Wir müssen Abstand davon gewinnen, dass jede Idee im Dunstkreis des Klimaschutzes per se gutzuheißen wäre. Dies ist nicht der Fall. 

In einem Punkt ist Herrn Leidner aber fast zuzustimmen. Heutzutage sollte jede verfügbare Energiequelle genutzt werden. 

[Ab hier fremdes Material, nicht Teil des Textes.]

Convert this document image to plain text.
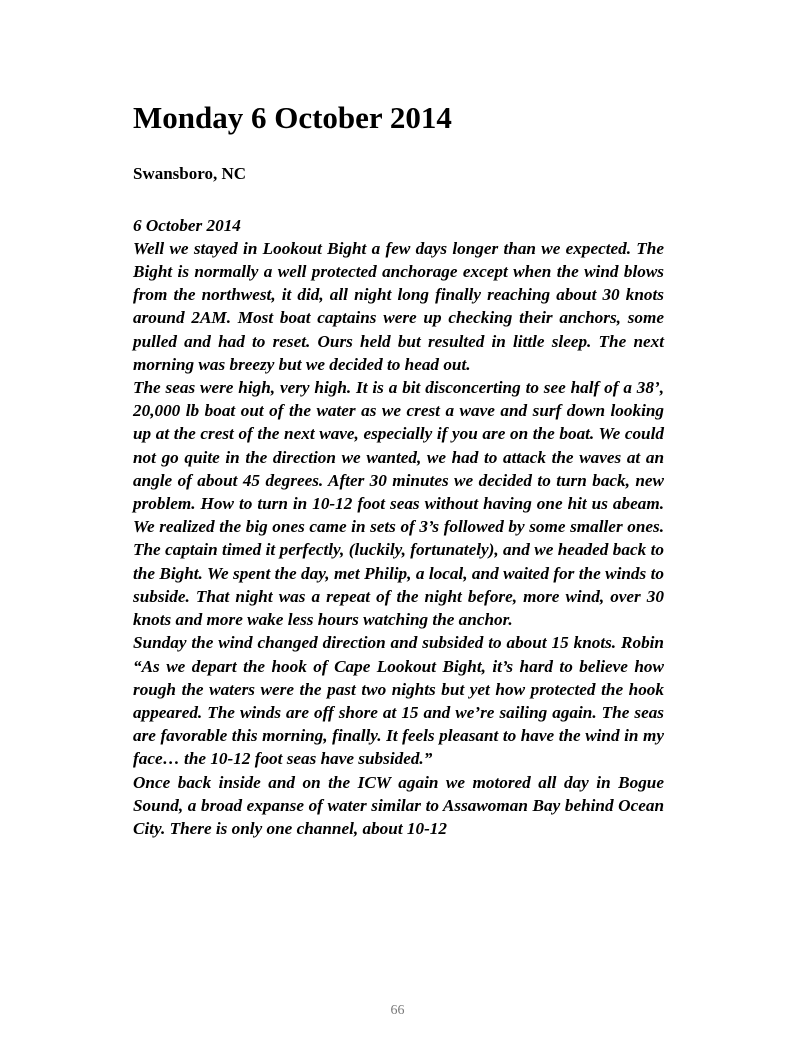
Monday 6 October 2014
Swansboro, NC

6 October 2014

Well we stayed in Lookout Bight a few days longer than we expected. The Bight is normally a well protected anchorage except when the wind blows from the northwest, it did, all night long finally reaching about 30 knots around 2AM. Most boat captains were up checking their anchors, some pulled and had to reset. Ours held but resulted in little sleep. The next morning was breezy but we decided to head out.

The seas were high, very high. It is a bit disconcerting to see half of a 38’, 20,000 lb boat out of the water as we crest a wave and surf down looking up at the crest of the next wave, especially if you are on the boat. We could not go quite in the direction we wanted, we had to attack the waves at an angle of about 45 degrees. After 30 minutes we decided to turn back, new problem. How to turn in 10-12 foot seas without having one hit us abeam. We realized the big ones came in sets of 3’s followed by some smaller ones. The captain timed it perfectly, (luckily, fortunately), and we headed back to the Bight. We spent the day, met Philip, a local, and waited for the winds to subside. That night was a repeat of the night before, more wind, over 30 knots and more wake less hours watching the anchor.

Sunday the wind changed direction and subsided to about 15 knots. Robin “As we depart the hook of Cape Lookout Bight, it’s hard to believe how rough the waters were the past two nights but yet how protected the hook appeared. The winds are off shore at 15 and we’re sailing again. The seas are favorable this morning, finally. It feels pleasant to have the wind in my face… the 10-12 foot seas have subsided.”

Once back inside and on the ICW again we motored all day in Bogue Sound, a broad expanse of water similar to Assawoman Bay behind Ocean City. There is only one channel, about 10-12

66
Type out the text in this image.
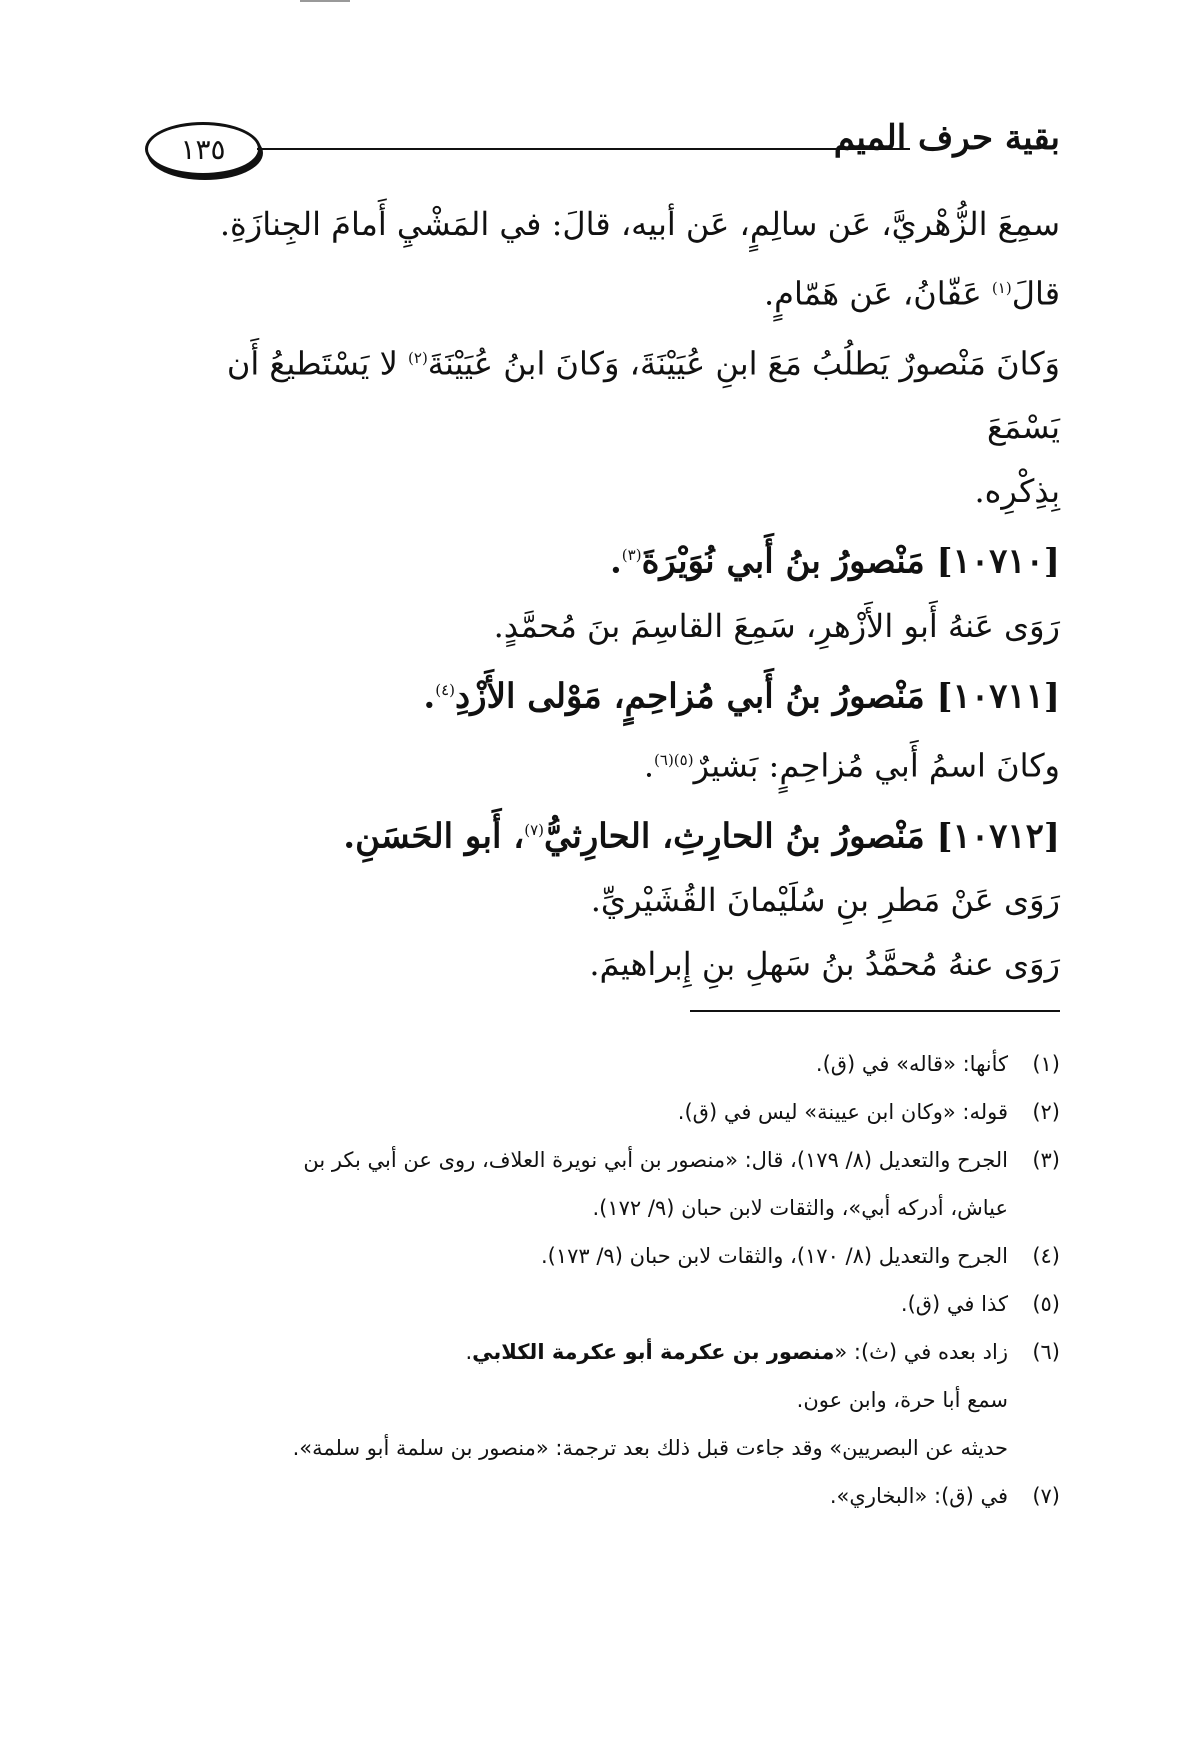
١٣٥	بقية حرف الميم

سمِعَ الزُّهْريَّ، عَن سالِمٍ، عَن أبيه، قالَ: في المَشْيِ أَمامَ الجِنازَةِ.

قالَ$^{(١)}$ عَفّانُ، عَن هَمّامٍ.

وَكانَ مَنْصورٌ يَطلُبُ مَعَ ابنِ عُيَيْنَةَ، وَكانَ ابنُ عُيَيْنَةَ$^{(٢)}$ لا يَسْتَطيعُ أَن يَسْمَعَ

بِذِكْرِه.

[١٠٧١٠] مَنْصورُ بنُ أَبي نُوَيْرَةَ$^{(٣)}$.

رَوَى عَنهُ أَبو الأَزْهرِ، سَمِعَ القاسِمَ بنَ مُحمَّدٍ.

[١٠٧١١] مَنْصورُ بنُ أَبي مُزاحِمٍ، مَوْلى الأَزْدِ$^{(٤)}$.

وكانَ اسمُ أَبي مُزاحِمٍ: بَشيرٌ$^{(٥)(٦)}$.

[١٠٧١٢] مَنْصورُ بنُ الحارِثِ، الحارِثيُّ$^{(٧)}$، أَبو الحَسَنِ.

رَوَى عَنْ مَطرِ بنِ سُلَيْمانَ القُشَيْريِّ.

رَوَى عنهُ مُحمَّدُ بنُ سَهلِ بنِ إِبراهيمَ.

(١)
كأنها: «قاله» في (ق).
(٢)
قوله: «وكان ابن عيينة» ليس في (ق).
(٣)
الجرح والتعديل (٨/ ١٧٩)، قال: «منصور بن أبي نويرة العلاف، روى عن أبي بكر بن
عياش، أدركه أبي»، والثقات لابن حبان (٩/ ١٧٢).
(٤)
الجرح والتعديل (٨/ ١٧٠)، والثقات لابن حبان (٩/ ١٧٣).
(٥)
كذا في (ق).
(٦)
زاد بعده في (ث): «منصور بن عكرمة أبو عكرمة الكلابي.
سمع أبا حرة، وابن عون.
حديثه عن البصريين» وقد جاءت قبل ذلك بعد ترجمة: «منصور بن سلمة أبو سلمة».
(٧)
في (ق): «البخاري».
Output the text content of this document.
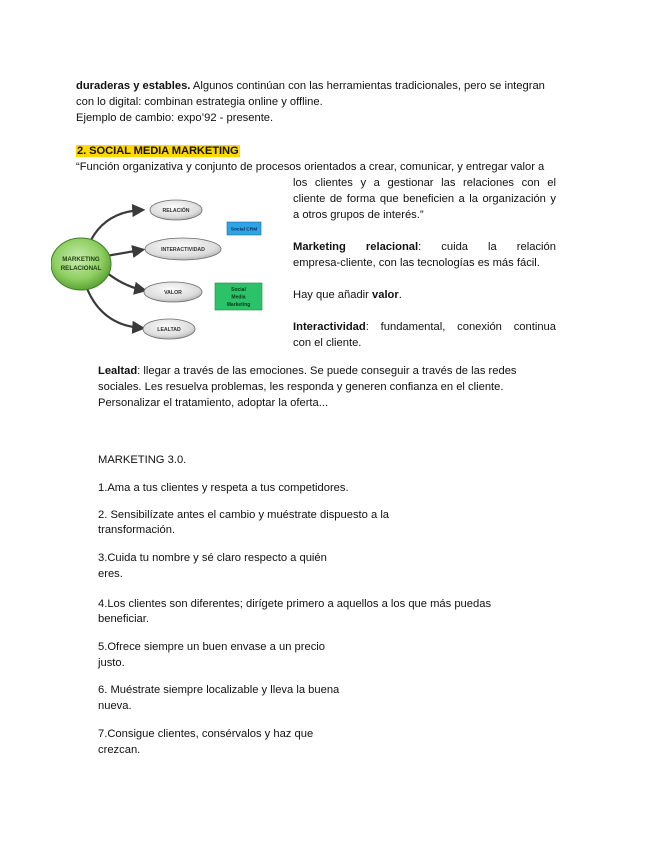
duraderas y estables. Algunos continúan con las herramientas tradicionales, pero se integran
con lo digital: combinan estrategia online y offline.
Ejemplo de cambio: expo’92 - presente.
2. SOCIAL MEDIA MARKETING
“Función organizativa y conjunto de procesos orientados a crear, comunicar, y entregar valor a
los clientes y a gestionar las relaciones con el
cliente de forma que beneficien a la organización y
a otros grupos de interés.”
MARKETING
RELACIONAL
RELACIÓN
INTERACTIVIDAD
VALOR
LEALTAD
Social CRM
Social
Media
Marketing
Marketing relacional: cuida la relación
empresa-cliente, con las tecnologías es más fácil.
Hay que añadir valor.
Interactividad: fundamental, conexión continua
con el cliente.
Lealtad: llegar a través de las emociones. Se puede conseguir a través de las redes
sociales. Les resuelva problemas, les responda y generen confianza en el cliente.
Personalizar el tratamiento, adoptar la oferta...
MARKETING 3.0.
1.Ama a tus clientes y respeta a tus competidores.
2. Sensibilízate antes el cambio y muéstrate dispuesto a la
transformación.
3.Cuida tu nombre y sé claro respecto a quién
eres.
4.Los clientes son diferentes; dirígete primero a aquellos a los que más puedas
beneficiar.
5.Ofrece siempre un buen envase a un precio
justo.
6. Muéstrate siempre localizable y lleva la buena
nueva.
7.Consigue clientes, consérvalos y haz que
crezcan.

Pressemitteilung von Gerhard Artinger von der WfB-Fraktion

Seitens der WfB sind wir stets dafür, Fakten zu diskutieren.
Nun hat im letzten Politikerwort Matthias Leidner (Bündnis 90 / Die Grünen) im Markt vom 12.10.2022 geschrieben, „die Förderung für die Mini-Solaranlagen wieder zu streichen, ist nicht nur kurzsichtig, ignorant, und unsozial …“. Wer also anders denkt als die Grünen, erkennt angeblich die „Dringlichkeit der Klimakrise“ nicht. Diese Vorwürfe empfinden wir als WfB ungeheuerlich und ungerechtfertigt.

Was sind die Fakten?

1) Ein Element des Klimaschutzes ist, dass weniger CO2 ausgestoßen werden soll. Dabei ist wichtig, dass wir wirklich den Ausstoß reduzieren und nicht nur von einem Ort auf einen anderen oder von einer Industrie auf eine andere verlagern. Denn Emissionen kennen keine Grenzen.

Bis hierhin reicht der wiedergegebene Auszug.